When I was little, there weren't many books in the house except for the Bible and the thick, black, ponderous volumes of the 1955 edition of Collier's Encyclopedia. I used to leaf through it, looking for muscular semi-nude men (try "African Tribes," "The Circus," and "Egypt"). The last volume contained the Reading Guide, a list of the best books ever written, and among them was The Iceland Fisherman (1886), by French novelist Pierre Loti (1850-1923).
Why was a Frenchman writing about Iceland, I wondered. Because of the Northern Thing, the Viking ships and horned helmets and "Baldur the Beautiful"? Because it was a place of wild freedom, where men could hug, kiss, and marry?
The mystery of the French Icelander stayed with me for years. When I took French in high school and then college, I was surprised that no professor ever mentioned Pierre Loti or The Iceland Fisherman-- wasn't it the "best book ever written"? It wasn't in our library. But one day I ordered a copy from interlibrary loan.
No professor mentioned it because it was a symbolist novel, no longer in style. And gay-themed.
A group of Breton fishermen sail to Iceland each summer in search of cod. Sylvestre, "a girlish boy," befrieds the big, muscular Yann, who disapproves of women and says he'll "marry the sea."
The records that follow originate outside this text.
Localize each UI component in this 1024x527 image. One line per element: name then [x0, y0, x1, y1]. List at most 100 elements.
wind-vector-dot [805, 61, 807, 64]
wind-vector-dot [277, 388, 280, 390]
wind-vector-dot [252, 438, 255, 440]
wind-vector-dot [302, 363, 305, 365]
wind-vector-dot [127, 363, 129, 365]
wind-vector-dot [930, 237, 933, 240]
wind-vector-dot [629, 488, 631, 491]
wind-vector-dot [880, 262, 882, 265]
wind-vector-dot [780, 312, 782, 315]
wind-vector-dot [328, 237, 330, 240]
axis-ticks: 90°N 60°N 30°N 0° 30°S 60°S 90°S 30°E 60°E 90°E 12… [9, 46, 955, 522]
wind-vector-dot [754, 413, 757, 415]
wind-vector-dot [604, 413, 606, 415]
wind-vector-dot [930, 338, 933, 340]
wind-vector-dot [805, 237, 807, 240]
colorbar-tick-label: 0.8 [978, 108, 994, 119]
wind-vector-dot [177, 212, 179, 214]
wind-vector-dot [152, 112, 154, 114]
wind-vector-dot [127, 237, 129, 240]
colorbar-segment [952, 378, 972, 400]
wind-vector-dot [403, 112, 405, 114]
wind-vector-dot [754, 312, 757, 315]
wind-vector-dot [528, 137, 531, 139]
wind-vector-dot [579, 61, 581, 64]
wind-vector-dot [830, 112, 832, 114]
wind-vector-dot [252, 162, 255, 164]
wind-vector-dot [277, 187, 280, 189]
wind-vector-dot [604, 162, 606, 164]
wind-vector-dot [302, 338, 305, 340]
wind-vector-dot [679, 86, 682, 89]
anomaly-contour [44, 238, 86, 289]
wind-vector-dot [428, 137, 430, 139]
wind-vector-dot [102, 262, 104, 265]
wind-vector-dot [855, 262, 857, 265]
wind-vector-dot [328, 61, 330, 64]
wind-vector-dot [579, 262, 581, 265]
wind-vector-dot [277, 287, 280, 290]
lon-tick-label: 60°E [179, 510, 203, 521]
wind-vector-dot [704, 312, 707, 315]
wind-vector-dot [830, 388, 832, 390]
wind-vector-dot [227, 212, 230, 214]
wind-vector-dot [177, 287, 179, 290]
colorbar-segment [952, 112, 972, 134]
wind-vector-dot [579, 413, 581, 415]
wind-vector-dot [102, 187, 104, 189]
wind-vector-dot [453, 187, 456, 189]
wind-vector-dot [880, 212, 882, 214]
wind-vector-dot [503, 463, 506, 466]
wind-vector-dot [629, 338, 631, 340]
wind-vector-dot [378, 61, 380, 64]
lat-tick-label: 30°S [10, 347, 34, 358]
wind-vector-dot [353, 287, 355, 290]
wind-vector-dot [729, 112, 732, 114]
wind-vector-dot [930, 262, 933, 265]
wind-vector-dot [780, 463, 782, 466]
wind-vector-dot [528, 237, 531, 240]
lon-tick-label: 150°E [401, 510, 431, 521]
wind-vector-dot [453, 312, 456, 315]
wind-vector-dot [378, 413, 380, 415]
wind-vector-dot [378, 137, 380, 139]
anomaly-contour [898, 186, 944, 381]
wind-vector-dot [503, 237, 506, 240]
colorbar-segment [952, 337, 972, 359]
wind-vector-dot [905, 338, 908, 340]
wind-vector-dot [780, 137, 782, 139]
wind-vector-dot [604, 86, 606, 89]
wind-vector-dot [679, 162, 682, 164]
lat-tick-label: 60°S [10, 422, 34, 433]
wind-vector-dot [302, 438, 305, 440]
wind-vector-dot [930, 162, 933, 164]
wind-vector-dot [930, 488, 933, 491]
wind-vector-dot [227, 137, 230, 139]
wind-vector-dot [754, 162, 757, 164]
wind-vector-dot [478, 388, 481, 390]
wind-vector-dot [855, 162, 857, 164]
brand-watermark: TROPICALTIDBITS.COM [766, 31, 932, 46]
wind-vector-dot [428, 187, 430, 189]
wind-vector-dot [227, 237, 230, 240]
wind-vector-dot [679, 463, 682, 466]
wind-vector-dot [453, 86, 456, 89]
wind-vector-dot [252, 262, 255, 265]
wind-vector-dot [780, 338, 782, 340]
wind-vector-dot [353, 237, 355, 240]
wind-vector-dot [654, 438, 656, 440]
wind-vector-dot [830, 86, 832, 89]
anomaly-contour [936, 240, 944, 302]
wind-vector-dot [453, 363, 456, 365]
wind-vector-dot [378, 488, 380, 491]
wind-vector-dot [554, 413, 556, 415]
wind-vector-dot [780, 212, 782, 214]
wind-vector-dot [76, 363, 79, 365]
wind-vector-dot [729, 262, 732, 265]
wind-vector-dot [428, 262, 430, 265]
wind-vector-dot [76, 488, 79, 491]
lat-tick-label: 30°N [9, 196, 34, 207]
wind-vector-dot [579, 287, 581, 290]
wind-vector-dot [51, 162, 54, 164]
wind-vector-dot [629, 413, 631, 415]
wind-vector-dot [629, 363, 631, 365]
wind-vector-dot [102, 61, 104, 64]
Back in France, Sylvestre courts women, in darkness, "dreaming of death," but in the summer he goes out to sea again, and leans against Yann, and they go on "gaily with their fishing in the everlasting daylight."
When Sylvestre dies in Indochina, Yann is heartbroken, and finally marries his sister, so at least some part of him will remain. But that is not enough, so in the end Yann surrenders to the sea. But even in death they cannot be together, for Sylvestre had "gone to sleep in the enchanted gardens, far, far, away, on the other side of the earth."
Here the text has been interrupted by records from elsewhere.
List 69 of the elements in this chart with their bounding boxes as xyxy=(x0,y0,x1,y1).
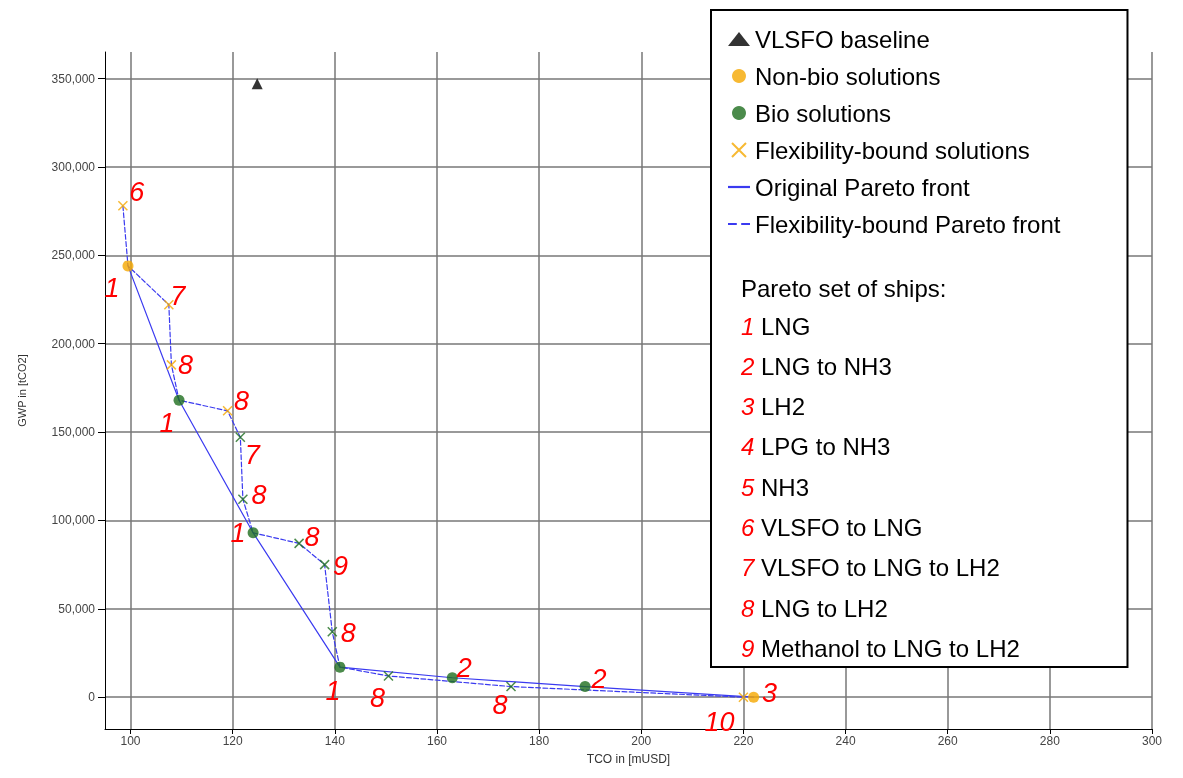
annotation: 6 VLSFO to LNG xyxy=(741,514,923,541)
annotation: 1 xyxy=(230,517,246,548)
x-tick-label: 200 xyxy=(631,734,652,748)
annotation: 8 xyxy=(177,349,193,380)
y-tick-label: 50,000 xyxy=(58,601,96,616)
x-tick-label: 120 xyxy=(222,734,244,748)
annotation: 8 xyxy=(492,689,508,720)
y-tick-label: 200,000 xyxy=(51,336,96,351)
point xyxy=(251,78,263,90)
legend-title: Pareto set of ships: xyxy=(741,274,947,302)
annotation: 1 LNG xyxy=(741,312,811,340)
x-tick-label: 280 xyxy=(1039,734,1061,748)
point xyxy=(173,394,185,406)
legend-label: Flexibility-bound solutions xyxy=(755,136,1030,164)
annotation: 3 xyxy=(762,678,778,709)
point xyxy=(237,493,249,505)
y-tick-label: 0 xyxy=(88,690,96,705)
annotation: 8 xyxy=(304,522,320,553)
point xyxy=(122,260,134,272)
annotation: 2 LNG to NH3 xyxy=(740,352,892,380)
point xyxy=(319,559,330,570)
x-tick-label: 300 xyxy=(1141,734,1163,748)
annotation: 8 LNG to LH2 xyxy=(741,594,888,622)
annotation: 1 xyxy=(325,676,341,707)
x-tick-label: 180 xyxy=(529,734,550,748)
annotation: 7 VLSFO to LNG to LH2 xyxy=(741,554,1000,582)
y-tick-label: 100,000 xyxy=(51,513,96,528)
point xyxy=(293,538,305,549)
y-axis-title: GWP in [tCO2] xyxy=(15,354,28,427)
annotation: 2 xyxy=(590,663,607,694)
x-tick-label: 140 xyxy=(324,734,346,748)
annotation: 3 LH2 xyxy=(741,393,806,421)
point xyxy=(748,691,760,703)
point xyxy=(235,432,246,443)
x-tick-label: 220 xyxy=(733,734,754,748)
y-tick-label: 150,000 xyxy=(51,425,96,440)
annotation: 7 xyxy=(244,440,261,471)
legend-label: VLSFO baseline xyxy=(755,25,930,53)
annotation: 4 LPG to NH3 xyxy=(741,433,891,461)
point xyxy=(383,670,394,682)
annotation: 9 xyxy=(333,550,349,581)
legend-label: Bio solutions xyxy=(755,99,892,127)
annotation: 5 NH3 xyxy=(741,473,810,501)
x-axis-title: TCO in [mUSD] xyxy=(586,752,671,766)
annotation: 8 xyxy=(234,385,250,416)
point xyxy=(327,626,338,638)
y-tick-label: 250,000 xyxy=(51,248,96,263)
point xyxy=(334,661,346,673)
annotation: 8 xyxy=(251,480,267,511)
point xyxy=(579,681,591,693)
x-tick-label: 160 xyxy=(426,734,448,748)
legend-label: Non-bio solutions xyxy=(755,62,941,90)
x-tick-label: 260 xyxy=(937,734,959,748)
x-tick-label: 100 xyxy=(120,734,141,748)
point xyxy=(247,527,259,539)
annotation: 8 xyxy=(369,682,385,713)
point xyxy=(505,681,517,692)
annotation: 1 xyxy=(159,408,175,439)
annotation: 8 xyxy=(340,617,356,648)
x-tick-label: 240 xyxy=(835,734,856,748)
annotation: 9 Methanol to LNG to LH2 xyxy=(741,634,1020,662)
legend-label: Original Pareto front xyxy=(755,173,971,201)
annotation: 7 xyxy=(170,280,187,311)
annotation: 2 xyxy=(455,652,472,683)
annotation: 6 xyxy=(129,176,146,207)
y-tick-label: 350,000 xyxy=(51,71,96,86)
y-tick-label: 300,000 xyxy=(51,159,96,174)
legend-label: Flexibility-bound Pareto front xyxy=(755,210,1061,238)
point xyxy=(446,672,458,684)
The novel is famous in France. Pecheur d'Islande has been filmed several times, notably in 1959 (with Jean-Claude Pascal, left, and Georges Poujouly) and in 1996 (with Antony Delon, top photo, and Marius Colucci). The film versions apparently emphasize The Girl.
Pierre Loti was himself bisexual, sleeping with women but longing for the wild homoerotic freedom of Turkey and the Middle East. He filled his home with mementos of his journeys, including many paintings of semi-nude men, such as these Easter Islanders, as well as semi-nude photos of his own muscular physique (most destroyed after his death).